Here I am, then: back from a foreign land. Someone told me marvelous stories there. Impossible things happen in them, things that cannot be explained except by telling you each tale in its entirety. So I will do just that. I will pass these stories on intact, just as I learned them, but in the language you and I speak to one another.
Widely known in his native France, Georges-Olivier Châteaureynaud has been honored over a career of more than 30 years with the Prix Renaudot, the Prix Goncourt de la nouvelle, and the Grand Prix de l'Imaginaire at Utopiales. His stories have appeared in Conjunctions, The Harvard Review, The Southern Review, Words Without Borders, AGNI Online, Epiphany, Fantasy & Science Fiction, Lady Churchill’s Rosebud Wristlet, Postscripts, Eleven Eleven, Sentence, Joyland, and The Café Irreal. His work has been compared to that of Kafka, Borges, Calvino, Cortazar, Isak Dinesen, and Steven Millhauser.
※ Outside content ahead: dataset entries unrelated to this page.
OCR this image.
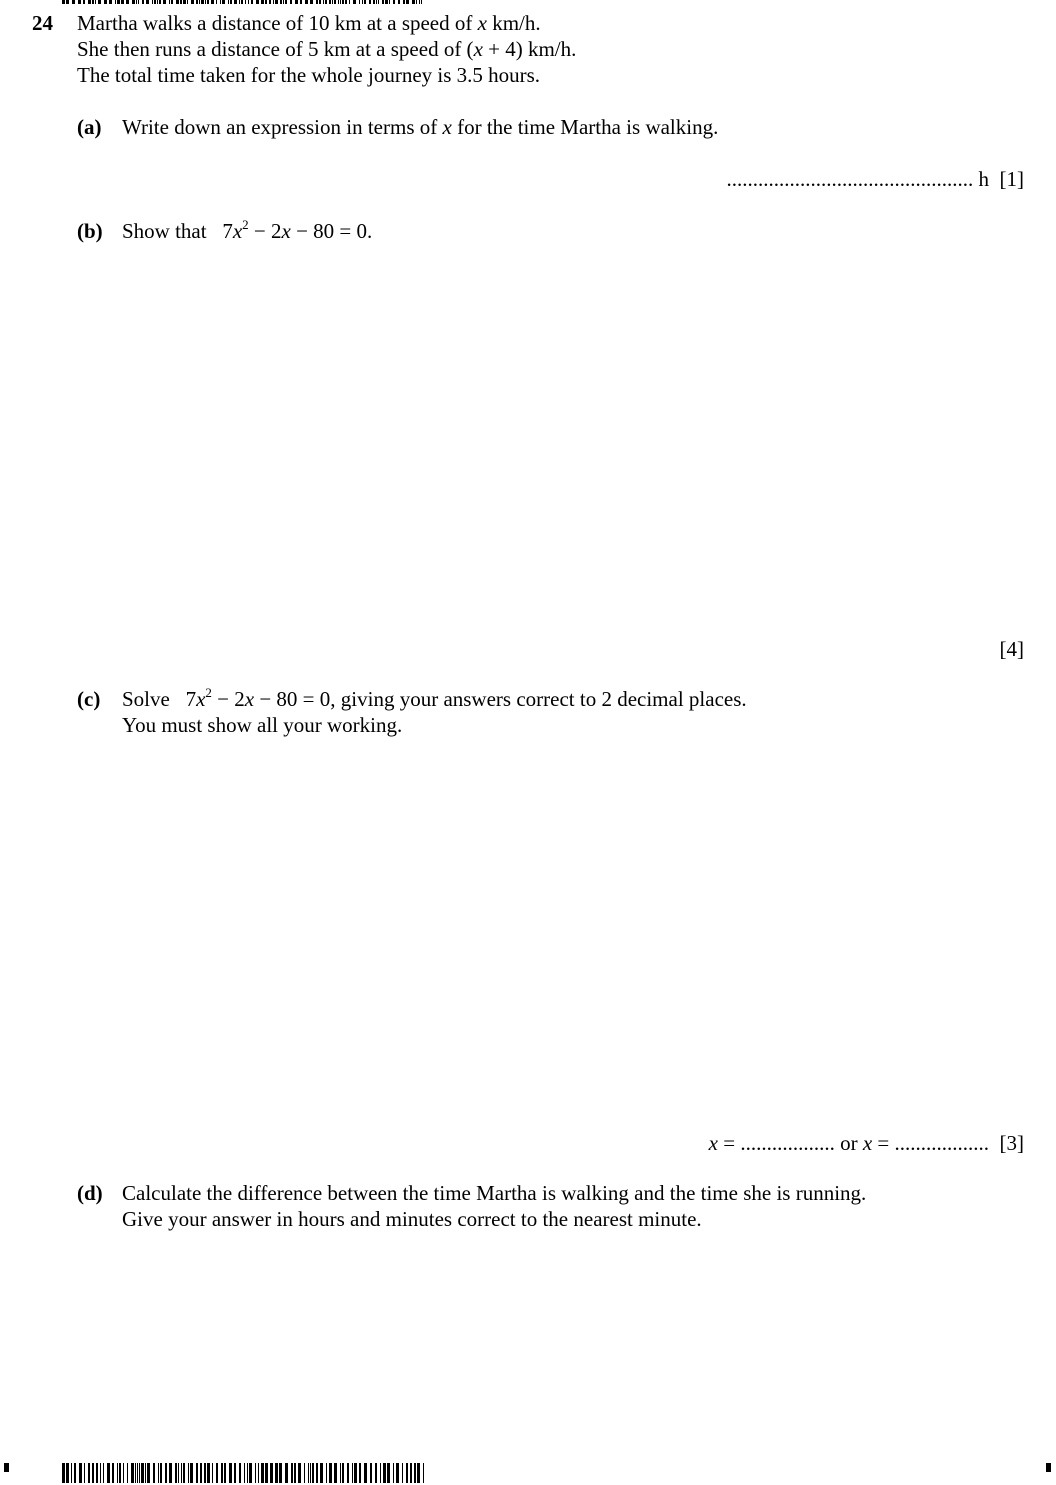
24 Martha walks a distance of 10 km at a speed of x km/h.
She then runs a distance of 5 km at a speed of (x + 4) km/h.
The total time taken for the whole journey is 3.5 hours.
(a) Write down an expression in terms of x for the time Martha is walking.
............................................... h [1]
(b) Show that $7x^2 - 2x - 80 = 0$.
[4]
(c) Solve $7x^2 - 2x - 80 = 0$, giving your answers correct to 2 decimal places.
You must show all your working.
x = .................. or x = .................. [3]
(d) Calculate the difference between the time Martha is walking and the time she is running.
Give your answer in hours and minutes correct to the nearest minute.
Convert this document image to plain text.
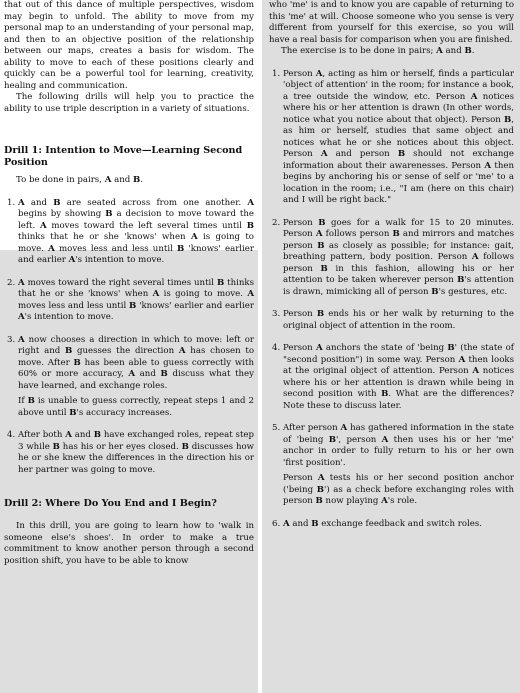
that out of this dance of multiple perspectives, wisdom may begin to unfold. The ability to move from my personal map to an understanding of your personal map, and then to an objective position of the relationship between our maps, creates a basis for wisdom. The ability to move to each of these positions clearly and quickly can be a powerful tool for learning, creativity, healing and communication.

The following drills will help you to practice the ability to use triple description in a variety of situations.

Drill 1: Intention to Move—Learning Second Position

To be done in pairs, A and B.

1. A and B are seated across from one another. A begins by showing B a decision to move toward the left. A moves toward the left several times until B thinks that he or she 'knows' when A is going to move. A moves less and less until B 'knows' earlier and earlier A's intention to move.
2. A moves toward the right several times until B thinks that he or she 'knows' when A is going to move. A moves less and less until B 'knows' earlier and earlier A's intention to move.
3. A now chooses a direction in which to move: left or right and B guesses the direction A has chosen to move. After B has been able to guess correctly with 60% or more accuracy, A and B discuss what they have learned, and exchange roles.

If B is unable to guess correctly, repeat steps 1 and 2 above until B's accuracy increases.

4. After both A and B have exchanged roles, repeat step 3 while B has his or her eyes closed. B discusses how he or she knew the differences in the direction his or her partner was going to move.
Drill 2: Where Do You End and I Begin?

In this drill, you are going to learn how to 'walk in someone else's shoes'. In order to make a true commitment to know another person through a second position shift, you have to be able to know

who 'me' is and to know you are capable of returning to this 'me' at will. Choose someone who you sense is very different from yourself for this exercise, so you will have a real basis for comparison when you are finished.

The exercise is to be done in pairs; A and B.

1. Person A, acting as him or herself, finds a particular 'object of attention' in the room; for instance a book, a tree outside the window, etc. Person A notices where his or her attention is drawn (In other words, notice what you notice about that object). Person B, as him or herself, studies that same object and notices what he or she notices about this object. Person A and person B should not exchange information about their awarenesses. Person A then begins by anchoring his or sense of self or 'me' to a location in the room; i.e., "I am (here on this chair) and I will be right back."
2. Person B goes for a walk for 15 to 20 minutes. Person A follows person B and mirrors and matches person B as closely as possible; for instance: gait, breathing pattern, body position. Person A follows person B in this fashion, allowing his or her attention to be taken wherever person B's attention is drawn, mimicking all of person B's gestures, etc.
3. Person B ends his or her walk by returning to the original object of attention in the room.
4. Person A anchors the state of 'being B' (the state of "second position") in some way. Person A then looks at the original object of attention. Person A notices where his or her attention is drawn while being in second position with B. What are the differences? Note these to discuss later.
5. After person A has gathered information in the state of 'being B', person A then uses his or her 'me' anchor in order to fully return to his or her own 'first position'.

Person A tests his or her second position anchor ('being B') as a check before exchanging roles with person B now playing A's role.

6. A and B exchange feedback and switch roles.
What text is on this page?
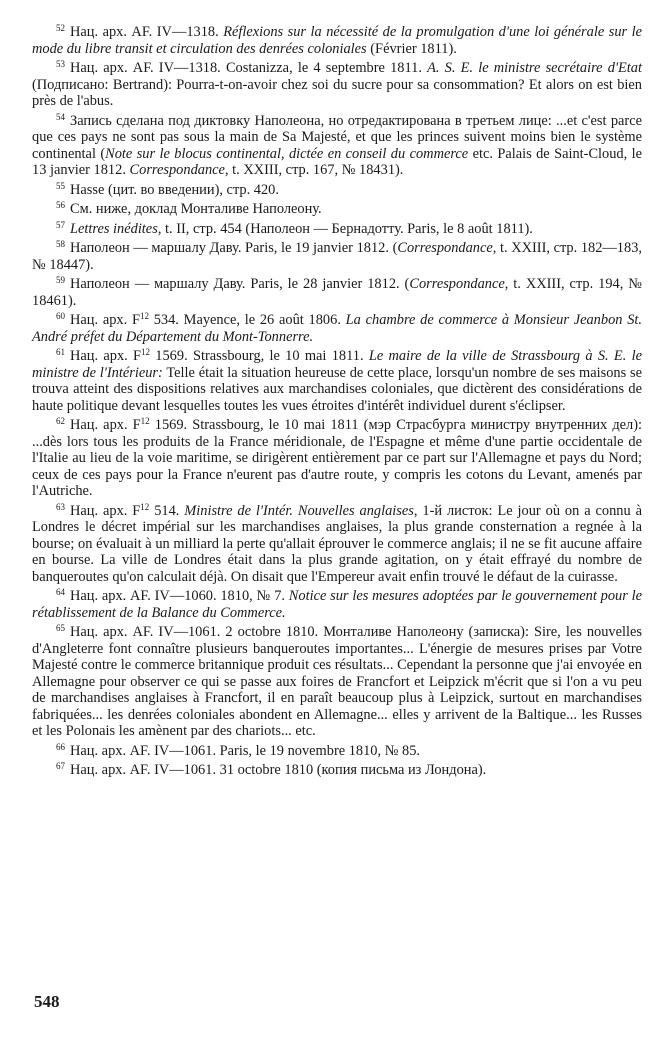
$^{52}$ Нац. арх. AF. IV—1318. Réflexions sur la nécessité de la promulgation d'une loi générale sur le mode du libre transit et circulation des denrées coloniales (Février 1811).

$^{53}$ Нац. арх. AF. IV—1318. Costanizza, le 4 septembre 1811. A. S. E. le ministre secrétaire d'Etat (Подписано: Bertrand): Pourra-t-on-avoir chez soi du sucre pour sa consommation? Et alors on est bien près de l'abus.

$^{54}$ Запись сделана под диктовку Наполеона, но отредактирована в третьем лице: ...et c'est parce que ces pays ne sont pas sous la main de Sa Majesté, et que les princes suivent moins bien le système continental (Note sur le blocus continental, dictée en conseil du commerce etc. Palais de Saint-Cloud, le 13 janvier 1812. Correspondance, t. XXIII, стр. 167, № 18431).

$^{55}$ Hasse (цит. во введении), стр. 420.

$^{56}$ См. ниже, доклад Монталиве Наполеону.

$^{57}$ Lettres inédites, t. II, стр. 454 (Наполеон — Бернадотту. Paris, le 8 août 1811).

$^{58}$ Наполеон — маршалу Даву. Paris, le 19 janvier 1812. (Correspondance, t. XXIII, стр. 182—183, № 18447).

$^{59}$ Наполеон — маршалу Даву. Paris, le 28 janvier 1812. (Correspondance, t. XXIII, стр. 194, № 18461).

$^{60}$ Нац. арх. $F^{12}$ 534. Mayence, le 26 août 1806. La chambre de commerce à Monsieur Jeanbon St. André préfet du Département du Mont-Tonnerre.

$^{61}$ Нац. арх. $F^{12}$ 1569. Strassbourg, le 10 mai 1811. Le maire de la ville de Strassbourg à S. E. le ministre de l'Intérieur: Telle était la situation heureuse de cette place, lorsqu'un nombre de ses maisons se trouva atteint des dispositions relatives aux marchandises coloniales, que dictèrent des considérations de haute politique devant lesquelles toutes les vues étroites d'intérêt individuel durent s'éclipser.

$^{62}$ Нац. арх. $F^{12}$ 1569. Strassbourg, le 10 mai 1811 (мэр Страсбурга министру внутренних дел): ...dès lors tous les produits de la France méridionale, de l'Espagne et même d'une partie occidentale de l'Italie au lieu de la voie maritime, se dirigèrent entièrement par ce part sur l'Allemagne et pays du Nord; ceux de ces pays pour la France n'eurent pas d'autre route, y compris les cotons du Levant, amenés par l'Autriche.

$^{63}$ Нац. арх. $F^{12}$ 514. Ministre de l'Intér. Nouvelles anglaises, 1-й листок: Le jour où on a connu à Londres le décret impérial sur les marchandises anglaises, la plus grande consternation a regnée à la bourse; on évaluait à un milliard la perte qu'allait éprouver le commerce anglais; il ne se fit aucune affaire en bourse. La ville de Londres était dans la plus grande agitation, on y était effrayé du nombre de banqueroutes qu'on calculait déjà. On disait que l'Empereur avait enfin trouvé le défaut de la cuirasse.

$^{64}$ Нац. арх. AF. IV—1060. 1810, № 7. Notice sur les mesures adoptées par le gouvernement pour le rétablissement de la Balance du Commerce.

$^{65}$ Нац. арх. AF. IV—1061. 2 octobre 1810. Монталиве Наполеону (записка): Sire, les nouvelles d'Angleterre font connaître plusieurs banqueroutes importantes... L'énergie de mesures prises par Votre Majesté contre le commerce britannique produit ces résultats... Cependant la personne que j'ai envoyée en Allemagne pour observer ce qui se passe aux foires de Francfort et Leipzick m'écrit que si l'on a vu peu de marchandises anglaises à Francfort, il en paraît beaucoup plus à Leipzick, surtout en marchandises fabriquées... les denrées coloniales abondent en Allemagne... elles y arrivent de la Baltique... les Russes et les Polonais les amènent par des chariots... etc.

$^{66}$ Нац. арх. AF. IV—1061. Paris, le 19 novembre 1810, № 85.

$^{67}$ Нац. арх. AF. IV—1061. 31 octobre 1810 (копия письма из Лондона).

548
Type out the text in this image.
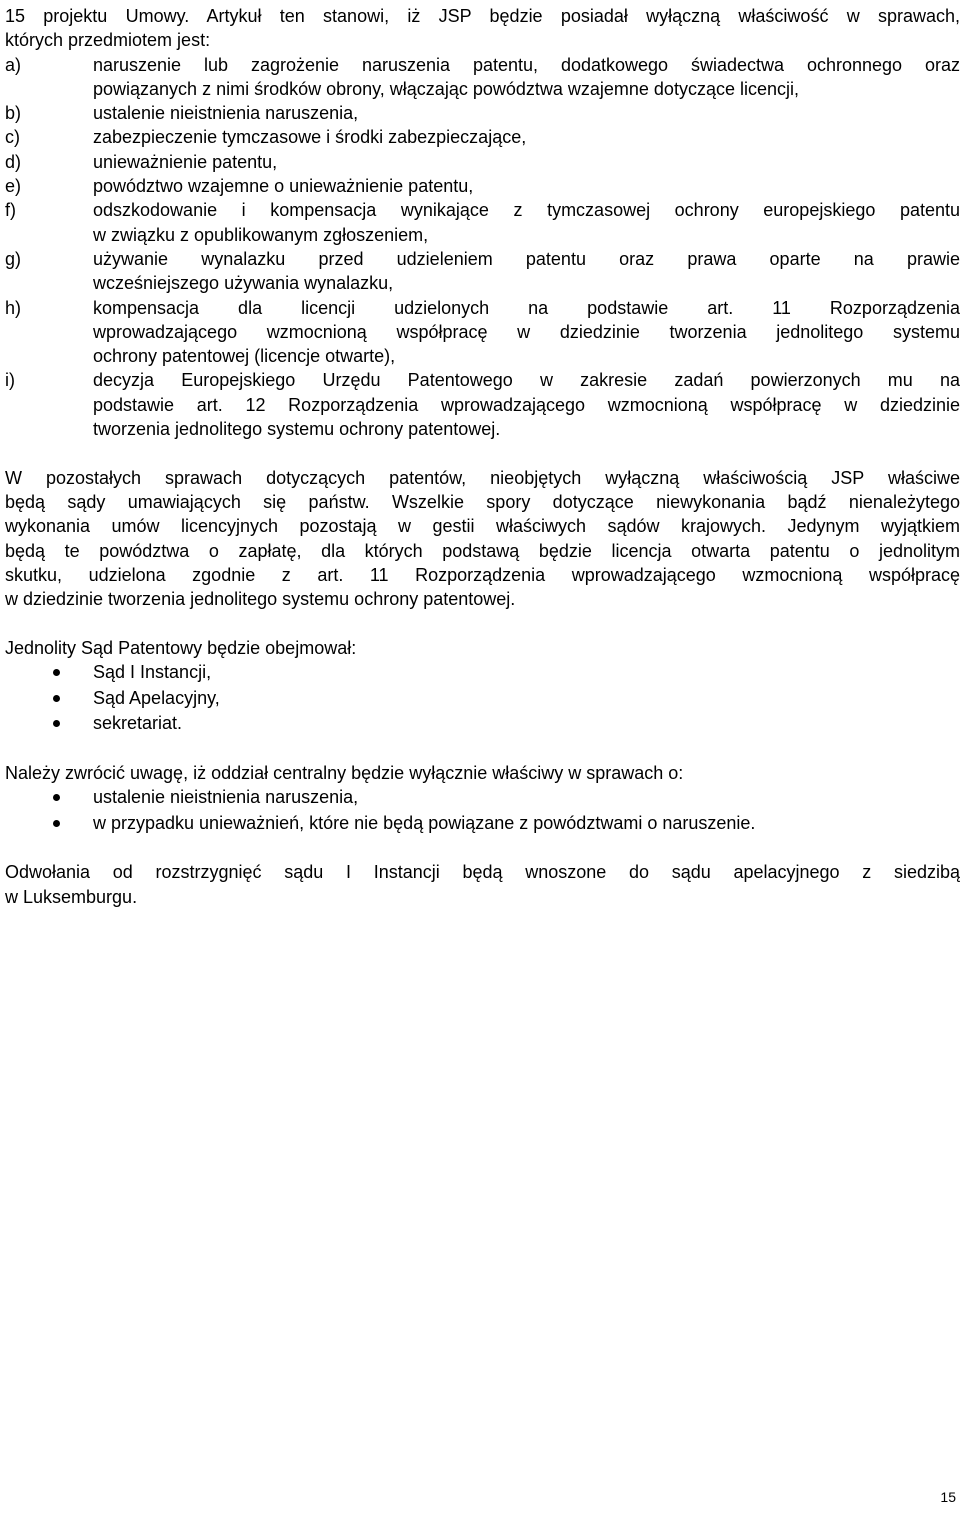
15 projektu Umowy. Artykuł ten stanowi, iż JSP będzie posiadał wyłączną właściwość w sprawach,
których przedmiotem jest:
a)	naruszenie lub zagrożenie naruszenia patentu, dodatkowego świadectwa ochronnego oraz
powiązanych z nimi środków obrony, włączając powództwa wzajemne dotyczące licencji,
b)	ustalenie nieistnienia naruszenia,
c)	zabezpieczenie tymczasowe i środki zabezpieczające,
d)	unieważnienie patentu,
e)	powództwo wzajemne o unieważnienie patentu,
f)	odszkodowanie i kompensacja wynikające z tymczasowej ochrony europejskiego patentu
w związku z opublikowanym zgłoszeniem,
g)	używanie wynalazku przed udzieleniem patentu oraz prawa oparte na prawie
wcześniejszego używania wynalazku,
h)	kompensacja dla licencji udzielonych na podstawie art. 11 Rozporządzenia
wprowadzającego wzmocnioną współpracę w dziedzinie tworzenia jednolitego systemu
ochrony patentowej (licencje otwarte),
i)	decyzja Europejskiego Urzędu Patentowego w zakresie zadań powierzonych mu na
podstawie art. 12 Rozporządzenia wprowadzającego wzmocnioną współpracę w dziedzinie
tworzenia jednolitego systemu ochrony patentowej.
W pozostałych sprawach dotyczących patentów, nieobjętych wyłączną właściwością JSP właściwe
będą sądy umawiających się państw. Wszelkie spory dotyczące niewykonania bądź nienależytego
wykonania umów licencyjnych pozostają w gestii właściwych sądów krajowych. Jedynym wyjątkiem
będą te powództwa o zapłatę, dla których podstawą będzie licencja otwarta patentu o jednolitym
skutku, udzielona zgodnie z art. 11 Rozporządzenia wprowadzającego wzmocnioną współpracę
w dziedzinie tworzenia jednolitego systemu ochrony patentowej.
Jednolity Sąd Patentowy będzie obejmował:
Sąd I Instancji,
Sąd Apelacyjny,
sekretariat.
Należy zwrócić uwagę, iż oddział centralny będzie wyłącznie właściwy w sprawach o:
ustalenie nieistnienia naruszenia,
w przypadku unieważnień, które nie będą powiązane z powództwami o naruszenie.
Odwołania od rozstrzygnięć sądu I Instancji będą wnoszone do sądu apelacyjnego z siedzibą
w Luksemburgu.
15
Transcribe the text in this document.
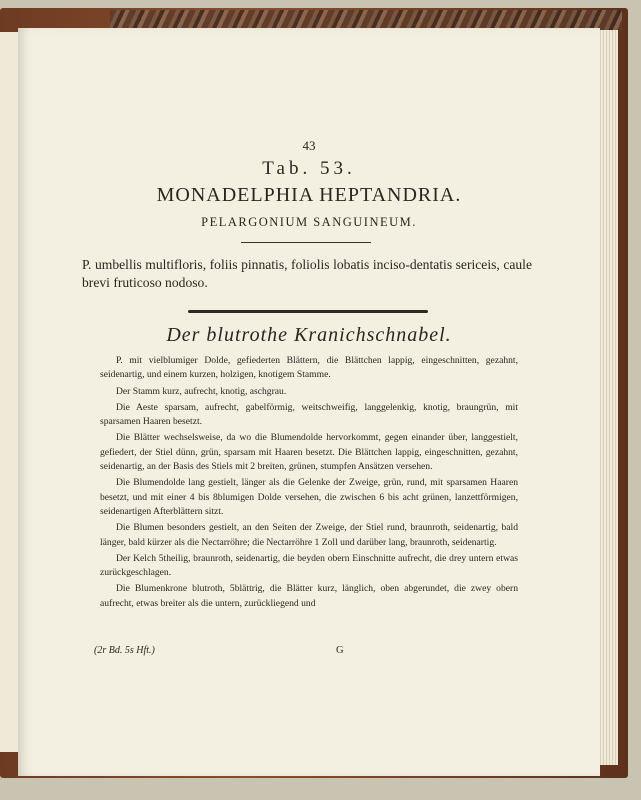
43
Tab. 53.
MONADELPHIA HEPTANDRIA.
PELARGONIUM SANGUINEUM.
P. umbellis multifloris, foliis pinnatis, foliolis lobatis inciso-dentatis sericeis, caule brevi fruticoso nodoso.
Der blutrothe Kranichschnabel.

P. mit vielblumiger Dolde, gefiederten Blättern, die Blättchen lappig, eingeschnitten, gezahnt, seidenartig, und einem kurzen, holzigen, knotigem Stamme.

Der Stamm kurz, aufrecht, knotig, aschgrau.

Die Aeste sparsam, aufrecht, gabelförmig, weitschweifig, langgelenkig, knotig, braungrün, mit sparsamen Haaren besetzt.

Die Blätter wechselsweise, da wo die Blumendolde hervorkommt, gegen einander über, langgestielt, gefiedert, der Stiel dünn, grün, sparsam mit Haaren besetzt. Die Blättchen lappig, eingeschnitten, gezahnt, seidenartig, an der Basis des Stiels mit 2 breiten, grünen, stumpfen Ansätzen versehen.

Die Blumendolde lang gestielt, länger als die Gelenke der Zweige, grün, rund, mit sparsamen Haaren besetzt, und mit einer 4 bis 8blumigen Dolde versehen, die zwischen 6 bis acht grünen, lanzettförmigen, seidenartigen Afterblättern sitzt.

Die Blumen besonders gestielt, an den Seiten der Zweige, der Stiel rund, braunroth, seidenartig, bald länger, bald kürzer als die Nectarröhre; die Nectarröhre 1 Zoll und darüber lang, braunroth, seidenartig.

Der Kelch 5theilig, braunroth, seidenartig, die beyden obern Einschnitte aufrecht, die drey untern etwas zurückgeschlagen.

Die Blumenkrone blutroth, 5blättrig, die Blätter kurz, länglich, oben abgerundet, die zwey obern aufrecht, etwas breiter als die untern, zurückliegend und

(2r Bd. 5s Hft.)	G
A graduate of the Clarion Writers Workshop, Edward Gauvin has received fellowships and residencies from the Centre National du Livre, Ledig House, the Banff Centre, and the American Literary Translators Association. His work has also appeared in World Literature Today, Subtropics, Absinthe, Two Lines, and Tin House. The winner of the 2010 John Dryden Translation Prize, in the coming year he will be a Fulbright scholar in Brussels, studying Belgian fantastical fiction.